Shifting to Medicare for All (single-payer) would likely eliminate the for-profit insurance company middle man that takes up about 20 percent of what we spend on health care, which accounts for 20 percent of GDP, the most expensive health care in the world ($10,000 per person), spending twice as much as other high-income countries, despite poorer outcomes that put us No. 1 in maternal mortality.

Obamacare properly placed emphasis on wellness and early diagnosis – that is the point of affordable, accessible health care – realizing that the cost-care-knowledge spiral would make health care system unsustainable.

So if this country is not going to accept that health care is a right, not a privilege and adopt a Medicare-for-All (single-payer) model, then Medicare needs to be turned on its head: Provide Medicare system to those up to age 65, while also allowing people to stock money away in Health Savings Accounts to pay for procedures after 65.

The logic here is clear: people should have the best chance at a satisfying, fulfilling life. They should not have to suffer needlessly or die prematurely for not being able to get an early diagnosis, or access medications to control cholesterol, blood pressure, and the like. That benefits all of society, while keeping health care costs down.

Instead, our Darwinian health care system allows the health care industry (fully one-fifth of the economy) to charge whatever it likes for life-saving drugs that can cost $100,000 a year; for operations that can be hundreds of thousands of dollars to prolong the life of an elderly person by a matter of months, while still suffering debilitating conditions and needing costly care.

Trump and the Republicans are doing everything possible to sabotage Obamacare — opening the way for for-profit insurance companies to charge unaffordably high premiums for pre-existing conditions.

That’s 130 million people. It would restore lifetime caps, so a baby born with some severe defect could exhaust their lifetime coverage before they outgrow their toddler years.

The way this system is going, life will be a reality show, with patients on their death-bed hoping to win an operation through some publicity or GoFundMe scheme.

There is no reason that drug prices have risen as much as 500 percent.

The fact is that many of these drugs were developed with taxpayer money – we should be shareholders, as well as stakeholders.

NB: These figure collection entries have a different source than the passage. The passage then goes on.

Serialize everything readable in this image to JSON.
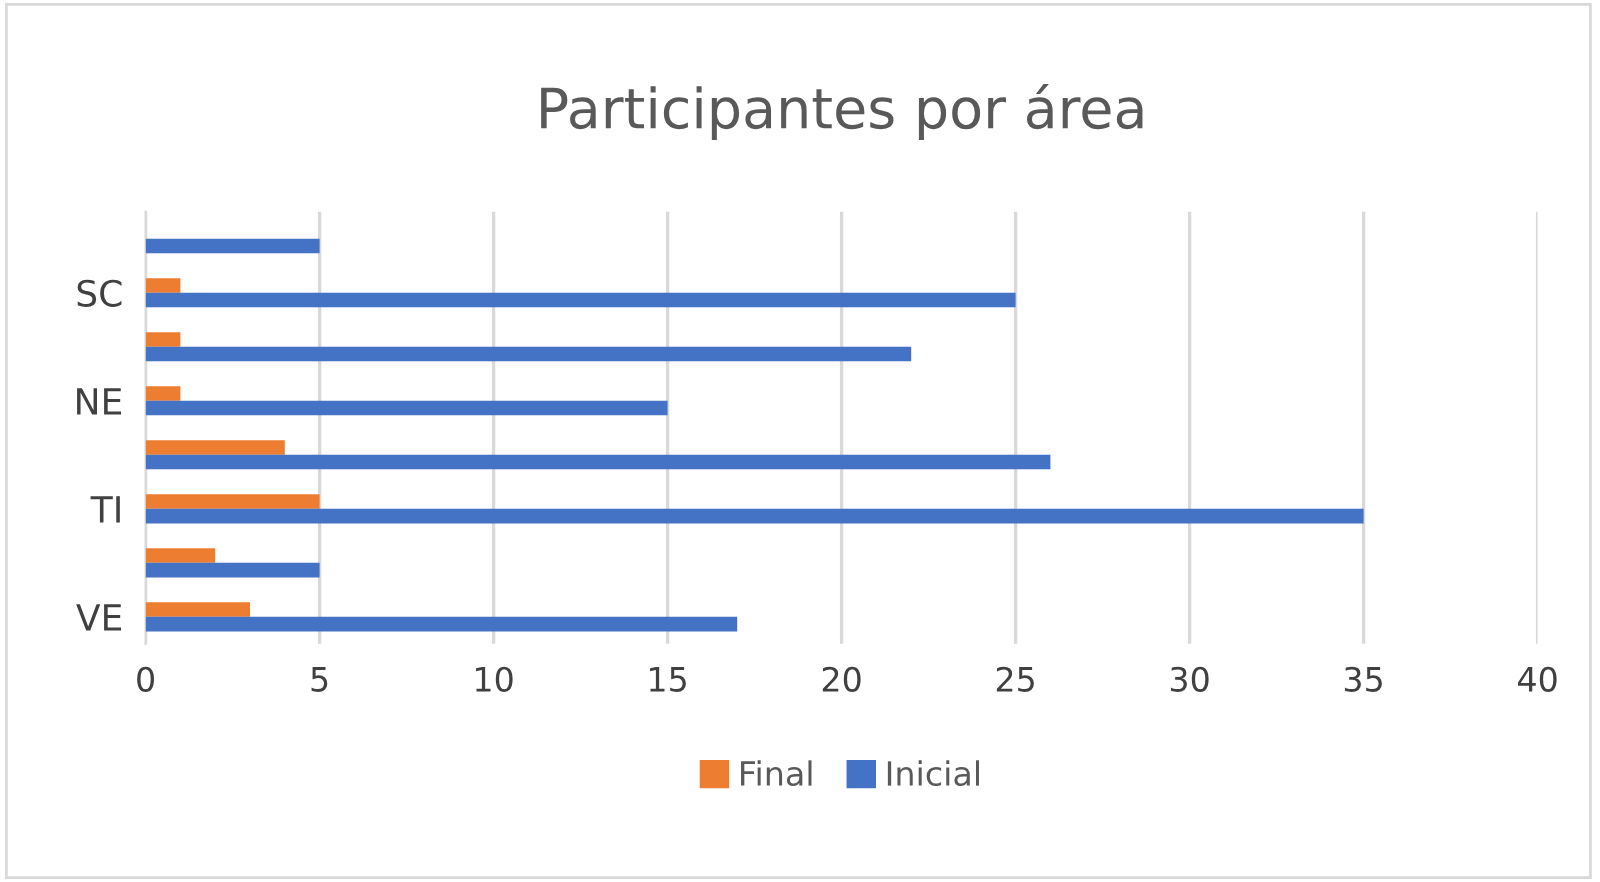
{
  "chart_data": {
    "type": "bar",
    "orientation": "horizontal",
    "title": "Participantes por área",
    "categories": [
      null,
      "SC",
      null,
      "NE",
      null,
      "TI",
      null,
      "VE"
    ],
    "series": [
      {
        "name": "Final",
        "color": "#ed7d31",
        "values": [
          0,
          1,
          1,
          1,
          4,
          5,
          2,
          3
        ]
      },
      {
        "name": "Inicial",
        "color": "#4472c4",
        "values": [
          5,
          25,
          22,
          15,
          26,
          35,
          5,
          17
        ]
      }
    ],
    "xlim": [
      0,
      40
    ],
    "xticks": [
      0,
      5,
      10,
      15,
      20,
      25,
      30,
      35,
      40
    ],
    "grid": "x",
    "legend": "bottom"
  }
}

Drug companies should be required to pay out of profits to restore the federal investment fund and should be subject to a cost-plus-profit formula that enables the company to recoup its investment in a reasonable amount of time, and then over time make a reasonable profit.

Finally, there should be a Right to Die.

Anyone 80 and older, who has been given a dire diagnosis that involves pain and suffering, should be able to choose to die rather than have to go through the eternal limbo of being in pain, disability or drugged stupor. It should be a choice.

Of course, this would reduce profits for Big Pharma and the Medical Industrial Complex.